I My Bloody Valentine hanno creato nel triennio Creation Records 1988-1991 uno standard di riferimento per generazioni a venire, come avevano fatto a loro tempo Sex Pistols e Joy Division. La rivoluzione apportata da queste avventure musicali è tutta nell’approccio e nella forma; come per l’energia che non si crea né distrugge ma si trasforma. Le influenze della band irlandese sono tangibili – Velvet Underground, Dinosaur Jr, Jesus and Mary Chain, Cocteau Twins – e la loro è una musica evidentemente emozionale che crea un fortissimo legame con l’ascoltatore, sia positivo come negativo. In tal senso porto a conforto di questa tesi due esperienze personali indelebili. La prima risale ad una decina di anni fa, quando provai ad ascoltare in cuffia l’intero “Loveless” in una passeggiata notturna nel quartiere della Defense di Parigi, con effetto “Lost in Translation”; la seconda è più concreta e definitiva, il gruppo dal vivo all’edizione 2009 del Primavera Festival di Barcellona in quella mezz’ora di improvvisazione caustica a 130 dB ribattezzata “The Holocaust Section” in “You Made Me Realise”. Cosa (mi) resta dei My Bloody Valentine? Stordimento, alienazione, estasi, incubo… Amore o odio. Non c’è posto per gli ignavi.

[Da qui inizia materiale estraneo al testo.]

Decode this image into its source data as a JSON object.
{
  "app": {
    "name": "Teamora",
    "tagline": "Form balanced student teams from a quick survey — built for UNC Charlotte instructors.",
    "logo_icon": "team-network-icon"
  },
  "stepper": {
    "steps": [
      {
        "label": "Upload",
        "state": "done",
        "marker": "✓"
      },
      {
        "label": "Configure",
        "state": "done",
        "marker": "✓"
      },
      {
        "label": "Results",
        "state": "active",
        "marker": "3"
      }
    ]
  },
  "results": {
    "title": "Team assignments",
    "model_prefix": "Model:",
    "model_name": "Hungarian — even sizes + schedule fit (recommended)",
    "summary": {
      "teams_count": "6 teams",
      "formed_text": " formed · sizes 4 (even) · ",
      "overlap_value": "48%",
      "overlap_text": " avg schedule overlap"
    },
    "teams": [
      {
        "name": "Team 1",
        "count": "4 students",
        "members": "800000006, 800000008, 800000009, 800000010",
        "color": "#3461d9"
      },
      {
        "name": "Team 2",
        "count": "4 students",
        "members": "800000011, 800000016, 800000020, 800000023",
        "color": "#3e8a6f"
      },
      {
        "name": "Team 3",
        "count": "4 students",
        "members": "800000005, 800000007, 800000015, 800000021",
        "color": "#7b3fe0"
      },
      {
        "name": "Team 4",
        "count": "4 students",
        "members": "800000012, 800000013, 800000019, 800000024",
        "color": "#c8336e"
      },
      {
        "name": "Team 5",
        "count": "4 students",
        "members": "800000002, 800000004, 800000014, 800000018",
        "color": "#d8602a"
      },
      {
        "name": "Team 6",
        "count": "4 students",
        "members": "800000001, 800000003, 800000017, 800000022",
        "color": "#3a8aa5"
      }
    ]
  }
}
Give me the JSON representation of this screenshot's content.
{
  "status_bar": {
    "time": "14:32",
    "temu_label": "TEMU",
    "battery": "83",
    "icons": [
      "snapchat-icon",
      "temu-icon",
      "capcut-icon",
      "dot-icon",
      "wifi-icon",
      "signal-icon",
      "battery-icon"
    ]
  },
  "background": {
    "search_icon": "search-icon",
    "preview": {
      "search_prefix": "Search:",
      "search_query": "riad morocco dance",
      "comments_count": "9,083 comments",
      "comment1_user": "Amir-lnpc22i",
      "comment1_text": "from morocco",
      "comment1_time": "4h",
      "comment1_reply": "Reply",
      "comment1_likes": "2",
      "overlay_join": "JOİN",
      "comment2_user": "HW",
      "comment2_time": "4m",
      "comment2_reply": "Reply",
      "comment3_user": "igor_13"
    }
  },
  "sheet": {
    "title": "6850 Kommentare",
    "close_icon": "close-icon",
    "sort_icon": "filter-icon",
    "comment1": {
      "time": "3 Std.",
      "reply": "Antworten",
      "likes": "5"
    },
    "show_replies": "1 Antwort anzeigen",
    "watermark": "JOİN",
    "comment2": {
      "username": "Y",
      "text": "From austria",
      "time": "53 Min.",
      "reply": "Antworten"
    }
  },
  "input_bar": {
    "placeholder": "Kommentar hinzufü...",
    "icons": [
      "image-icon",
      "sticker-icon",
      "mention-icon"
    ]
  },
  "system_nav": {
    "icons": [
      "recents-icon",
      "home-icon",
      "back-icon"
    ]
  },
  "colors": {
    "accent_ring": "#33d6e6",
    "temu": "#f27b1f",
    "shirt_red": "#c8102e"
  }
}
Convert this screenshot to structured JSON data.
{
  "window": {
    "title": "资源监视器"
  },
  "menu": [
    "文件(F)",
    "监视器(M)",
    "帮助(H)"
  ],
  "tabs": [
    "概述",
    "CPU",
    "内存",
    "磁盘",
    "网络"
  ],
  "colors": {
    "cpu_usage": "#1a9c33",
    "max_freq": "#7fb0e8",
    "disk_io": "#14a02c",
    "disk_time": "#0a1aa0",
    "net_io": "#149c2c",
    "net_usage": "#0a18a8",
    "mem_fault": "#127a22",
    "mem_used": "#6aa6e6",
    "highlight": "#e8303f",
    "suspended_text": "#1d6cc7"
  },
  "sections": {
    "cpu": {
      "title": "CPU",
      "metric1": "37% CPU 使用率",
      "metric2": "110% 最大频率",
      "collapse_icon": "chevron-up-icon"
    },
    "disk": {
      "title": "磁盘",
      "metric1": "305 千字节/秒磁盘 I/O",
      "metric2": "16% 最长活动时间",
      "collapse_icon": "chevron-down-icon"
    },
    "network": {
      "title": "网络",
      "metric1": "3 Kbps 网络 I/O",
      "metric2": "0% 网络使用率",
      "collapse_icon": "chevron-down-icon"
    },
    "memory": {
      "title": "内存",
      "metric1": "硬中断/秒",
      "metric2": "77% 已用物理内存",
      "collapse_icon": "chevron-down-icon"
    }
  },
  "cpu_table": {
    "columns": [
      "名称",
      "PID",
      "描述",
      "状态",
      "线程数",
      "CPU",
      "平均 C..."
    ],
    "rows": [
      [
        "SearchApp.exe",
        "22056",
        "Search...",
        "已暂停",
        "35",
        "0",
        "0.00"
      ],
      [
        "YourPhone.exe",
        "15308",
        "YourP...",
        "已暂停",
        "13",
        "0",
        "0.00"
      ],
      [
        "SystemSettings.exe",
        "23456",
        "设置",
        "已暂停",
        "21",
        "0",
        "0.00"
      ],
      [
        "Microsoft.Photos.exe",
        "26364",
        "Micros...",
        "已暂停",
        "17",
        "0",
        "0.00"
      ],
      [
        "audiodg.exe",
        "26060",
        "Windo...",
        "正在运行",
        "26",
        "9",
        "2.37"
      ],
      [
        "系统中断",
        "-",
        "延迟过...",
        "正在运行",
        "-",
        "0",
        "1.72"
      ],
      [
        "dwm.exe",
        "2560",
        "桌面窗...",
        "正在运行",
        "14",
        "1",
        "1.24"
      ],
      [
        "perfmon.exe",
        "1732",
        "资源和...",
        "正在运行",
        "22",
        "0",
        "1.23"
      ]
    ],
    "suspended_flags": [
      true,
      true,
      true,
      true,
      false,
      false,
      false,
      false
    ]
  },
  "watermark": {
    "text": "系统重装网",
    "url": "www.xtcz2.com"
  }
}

Chi ha avuto la fortuna di vederli dal vivo ha scoperto un lato nascosto e fascinoso della loro musica, perle “minori” ivi contenute che farebbero se non hanno già fatto la fortuna di molti gruppi. “Thorn” ha ispirato alcune canzoni dell’album di esordio di The Pains of Being Pure at Heart, “Drive It All Over Me” ha fatto scuola a Lush e Sleeper negli anni novanta. Il primo EP “You Made Me Realise” (febbraio 1988) ad apertura del disco risulta il più eterogeneo, con una title track grezza e potente alla Sonic Youth e “Slow” che ricorda i Beatles più psichedelici. “Cigarette in Your Bed” è un prezioso indie-pop in chiave semi-acustica con un irresistibile cantato di Bilinda Butcher. Pochi mesi dopo escono parallelamente “Feed Me With Your Kiss” e “Isn’t Anything”; le tre relative B-side sono più cupe e nervose senza raggiungere la perfezione nei contenuti del loro singolo di riferimento, un torrenziale rock’n’roll con un drumming straordinario di Colm O’ Ciosoig; hanno però il merito di ravvivare l’immagine dark degli esordi e di completare le scalette live del periodo.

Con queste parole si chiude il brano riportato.